Lightfoot’s minimum wage compromise advances, to cheers from restaurant owners

The guaranteed hourly wage for tipped workers would rise from $6.40 to $8.40 next year. But some aldermen still want all employees, including tipped workers, to be paid the same minimum wage: $15 an hour.

49th Ward alderman Maria Hadden, with microphone, was among those attending a rally in August pushing for an increase in the city’s minimum wage.

49th Ward alderman Maria Hadden, with microphone, was among those attending a rally in August pushing for an increase in the city’s minimum wage.

Rich Hein/Sun-Times

Mayor Lori Lightfoot’s plan to raise Chicago’s minimum wage to $15-an-hour by 2021, but maintain a “sub-minimum wage” for tipped workers, cleared a key legislative hurdle on Monday to cheers from restaurant owners.

Illinois Restaurant Association President Sam Toia said the “pragmatic” mayoral compromise advanced by the City Council’s Budget Committee “balances the needs of hard-working Chicagoans” struggling to make ends meet with “neighborhood businesses that drive our economy.”

“Maintaining the tipped wage allows severs and bartenders to maximize their earnings while keeping labor costs down for operators and prices reasonable for consumers,” Toia said, arguing that restaurants operate on a narrow profit margin of 3% to 5%.

“By taking a reasonable approach to the $15-an-hour minimum wage that preserves the tipped wage, the City Council will allow restaurants to continue to grow and invest in our communities.”

Toia noted that “all workers are required by law to reach minimum wage.” If tips don’t make up the difference for tipped workers, currently guaranteed $6.40-an-hour, employers must, he said.

“We support strong enforcement and condemn bad actors,” Toia said, noting that only 12 minimum wage violation complaints were filed with the city’s Department of Business Affairs and Consumer Protection last year — and only three this year.

Ethan Sampson serves as vice-president and deputy general counsel of Lettuce Entertain You, whose 1,400 tipped employees currently average $31-an-hour.

Eliminating the lower wage “could jeopardize the tips that tipped workers rely on,” Sampson said.

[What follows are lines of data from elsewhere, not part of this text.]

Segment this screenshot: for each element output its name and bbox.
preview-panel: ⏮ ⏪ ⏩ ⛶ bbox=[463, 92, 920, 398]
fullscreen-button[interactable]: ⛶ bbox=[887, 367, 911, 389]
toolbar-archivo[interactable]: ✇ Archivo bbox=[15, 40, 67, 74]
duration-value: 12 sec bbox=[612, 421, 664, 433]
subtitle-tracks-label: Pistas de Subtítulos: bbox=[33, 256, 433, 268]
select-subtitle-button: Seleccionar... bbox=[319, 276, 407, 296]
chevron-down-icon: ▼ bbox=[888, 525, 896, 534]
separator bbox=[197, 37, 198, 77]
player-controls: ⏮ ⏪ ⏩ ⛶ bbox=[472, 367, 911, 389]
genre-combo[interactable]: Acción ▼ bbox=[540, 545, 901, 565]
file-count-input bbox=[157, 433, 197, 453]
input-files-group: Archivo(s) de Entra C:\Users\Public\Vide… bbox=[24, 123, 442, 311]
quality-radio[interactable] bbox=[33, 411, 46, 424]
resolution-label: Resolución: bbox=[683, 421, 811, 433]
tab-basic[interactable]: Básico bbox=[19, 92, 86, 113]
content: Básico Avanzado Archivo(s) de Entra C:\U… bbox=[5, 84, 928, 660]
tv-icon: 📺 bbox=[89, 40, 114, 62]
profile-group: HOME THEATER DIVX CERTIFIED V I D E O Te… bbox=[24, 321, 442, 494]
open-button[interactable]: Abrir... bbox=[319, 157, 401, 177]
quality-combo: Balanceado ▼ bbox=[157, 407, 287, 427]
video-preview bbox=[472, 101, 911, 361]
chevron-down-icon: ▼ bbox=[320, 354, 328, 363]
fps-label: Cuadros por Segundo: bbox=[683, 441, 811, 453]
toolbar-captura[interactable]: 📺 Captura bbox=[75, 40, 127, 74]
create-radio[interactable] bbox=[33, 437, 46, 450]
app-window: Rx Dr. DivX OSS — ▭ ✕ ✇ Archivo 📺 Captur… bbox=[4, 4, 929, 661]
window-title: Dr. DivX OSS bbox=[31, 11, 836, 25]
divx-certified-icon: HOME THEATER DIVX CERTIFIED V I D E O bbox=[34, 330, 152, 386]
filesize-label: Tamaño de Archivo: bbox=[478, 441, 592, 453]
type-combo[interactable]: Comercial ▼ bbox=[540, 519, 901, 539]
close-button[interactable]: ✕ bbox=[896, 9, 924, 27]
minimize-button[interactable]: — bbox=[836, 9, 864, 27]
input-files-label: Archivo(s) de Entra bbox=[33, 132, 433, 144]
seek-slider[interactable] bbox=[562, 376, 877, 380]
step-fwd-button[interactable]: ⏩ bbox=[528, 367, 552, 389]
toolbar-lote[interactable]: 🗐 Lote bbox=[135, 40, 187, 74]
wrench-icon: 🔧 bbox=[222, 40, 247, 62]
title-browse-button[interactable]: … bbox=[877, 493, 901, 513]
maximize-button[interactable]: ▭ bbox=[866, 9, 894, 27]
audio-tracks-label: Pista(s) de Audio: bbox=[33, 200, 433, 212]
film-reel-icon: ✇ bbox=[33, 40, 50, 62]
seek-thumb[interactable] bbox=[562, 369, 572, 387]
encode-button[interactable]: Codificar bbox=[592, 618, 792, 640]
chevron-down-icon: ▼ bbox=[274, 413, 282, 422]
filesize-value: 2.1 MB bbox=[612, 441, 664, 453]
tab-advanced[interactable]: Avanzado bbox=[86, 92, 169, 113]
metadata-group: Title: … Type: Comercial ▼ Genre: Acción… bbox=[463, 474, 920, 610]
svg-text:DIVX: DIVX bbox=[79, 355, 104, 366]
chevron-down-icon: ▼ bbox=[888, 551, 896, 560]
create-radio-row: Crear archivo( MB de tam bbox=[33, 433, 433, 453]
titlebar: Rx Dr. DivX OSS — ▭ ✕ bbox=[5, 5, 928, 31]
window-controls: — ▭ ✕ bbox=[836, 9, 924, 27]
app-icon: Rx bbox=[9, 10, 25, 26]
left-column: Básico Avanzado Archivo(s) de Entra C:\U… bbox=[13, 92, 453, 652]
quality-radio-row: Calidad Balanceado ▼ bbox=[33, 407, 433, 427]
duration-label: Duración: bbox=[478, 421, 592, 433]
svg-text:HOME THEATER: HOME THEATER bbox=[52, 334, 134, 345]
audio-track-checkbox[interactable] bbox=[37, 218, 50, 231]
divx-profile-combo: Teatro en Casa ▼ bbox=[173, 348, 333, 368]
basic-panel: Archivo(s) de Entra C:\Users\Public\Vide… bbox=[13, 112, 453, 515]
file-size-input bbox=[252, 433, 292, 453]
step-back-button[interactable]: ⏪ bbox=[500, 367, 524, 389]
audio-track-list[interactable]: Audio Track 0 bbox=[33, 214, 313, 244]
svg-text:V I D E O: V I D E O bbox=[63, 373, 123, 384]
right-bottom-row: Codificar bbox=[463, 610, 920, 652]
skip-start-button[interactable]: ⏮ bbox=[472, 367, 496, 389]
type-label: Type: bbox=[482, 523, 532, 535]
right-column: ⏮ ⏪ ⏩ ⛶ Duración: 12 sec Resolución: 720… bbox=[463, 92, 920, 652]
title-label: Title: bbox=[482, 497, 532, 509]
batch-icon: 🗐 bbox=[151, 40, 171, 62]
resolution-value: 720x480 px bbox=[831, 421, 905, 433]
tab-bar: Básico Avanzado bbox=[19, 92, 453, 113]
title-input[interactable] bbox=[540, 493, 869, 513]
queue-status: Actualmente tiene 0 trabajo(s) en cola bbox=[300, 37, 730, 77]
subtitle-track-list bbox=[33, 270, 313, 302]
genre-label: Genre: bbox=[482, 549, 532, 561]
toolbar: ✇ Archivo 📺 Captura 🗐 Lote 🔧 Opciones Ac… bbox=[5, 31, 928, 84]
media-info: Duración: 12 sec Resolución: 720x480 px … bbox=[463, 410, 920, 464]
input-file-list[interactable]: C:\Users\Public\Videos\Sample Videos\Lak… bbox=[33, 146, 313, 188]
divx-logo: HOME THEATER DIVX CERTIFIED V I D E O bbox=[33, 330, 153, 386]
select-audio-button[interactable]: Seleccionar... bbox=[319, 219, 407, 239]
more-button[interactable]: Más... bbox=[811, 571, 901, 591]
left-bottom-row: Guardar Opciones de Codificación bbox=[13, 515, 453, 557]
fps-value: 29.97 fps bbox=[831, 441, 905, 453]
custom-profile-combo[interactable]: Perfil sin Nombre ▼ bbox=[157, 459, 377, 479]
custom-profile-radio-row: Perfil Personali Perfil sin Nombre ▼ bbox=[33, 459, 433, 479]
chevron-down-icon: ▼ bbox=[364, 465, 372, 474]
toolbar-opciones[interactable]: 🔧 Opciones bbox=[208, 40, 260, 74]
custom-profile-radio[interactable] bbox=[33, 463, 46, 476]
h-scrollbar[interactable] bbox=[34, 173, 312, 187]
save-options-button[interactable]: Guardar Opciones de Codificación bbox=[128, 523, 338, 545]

“They’re currently losing tips to delivery services. That’s a growing part of our business. Price inflation could potentially drive diners out of our doors.”

Ryan Marks, owner/operator of the Legacy Hospitality Group, noted his company is “family-owned with no investors.”

“Eliminating the tipped credit, the tipped minimum wage would be devastating to our bottom line. And potentially put others under,” Marks said.

“This would grossly reduce the income of our tipped employees as patrons are sure to reduce their tipping altogether. We ... would be forced to cut our labor and our employee benefits to survive. Additionally, lack of tips removes the motivation, drive and reward to go above and beyond in providing great service.”

On the day she introduced her 2020 budget, Lightfoot threw a bone to progressive aldermen upset about her failure to re-open six shuttered mental health clinics and use revenues generated by a stalled graduated real estate transfer tax to reduce homelessness and build affordable housing.

The mayor agreed to raise Chicago’s minimum wage to $15-an-hour minimum wage by 2021— four years earlier than the state — and include the increase in a sweeping management ordinance tied to her first budget.

On Monday, both the budget and the management ordinance were advanced to the City Council floor, setting the stage for a final vote on both next week.

Under the mayor’s plan, Chicago’s $13 minimum hourly wage would rise to $14 on July 1, 2020 and $15 the following year. After that, minimum-wage workers would be guaranteed annual increases capped at 2.5% and tied to the consumer price index.

The increase would apply to city workers and other agencies of local government under the mayor’s control.

Employees under the age of 18 would also get to $15-an-hour, but more gradually. They would start at $10-an-hour in 2020 and reach $15-an-hour by 2024. In 2025, Chicago would abolish its minimum wage exemption for teen workers.

The guaranteed hourly wage for tipped workers—many of whom are black and Hispanic women working at the lowest levels of the restaurant industry — would rise from $6.40 to $8.40 next year; $8.40 is 60 percent of $15, and it would remain at that percentage.

Small businesses with 20 or fewer employees would have an extended timeline. Their minimum wage would rise by 50 cents-an-hour next year and reach $15-an-hour by 2023. Businesses with fewer than four employees would be exempt altogether.

That’s not good enough to satisfy Ald. Carlos Ramirez-Rosa (35th). He argued again Monday that eliminating the “sub-minimum wage” and phasing in a $15-an-hour wage for all workers was imperative to “reduce workplace sexual harassment” and eradicate a two-tiered system that “leaves black and Latino women in the service industry behind.”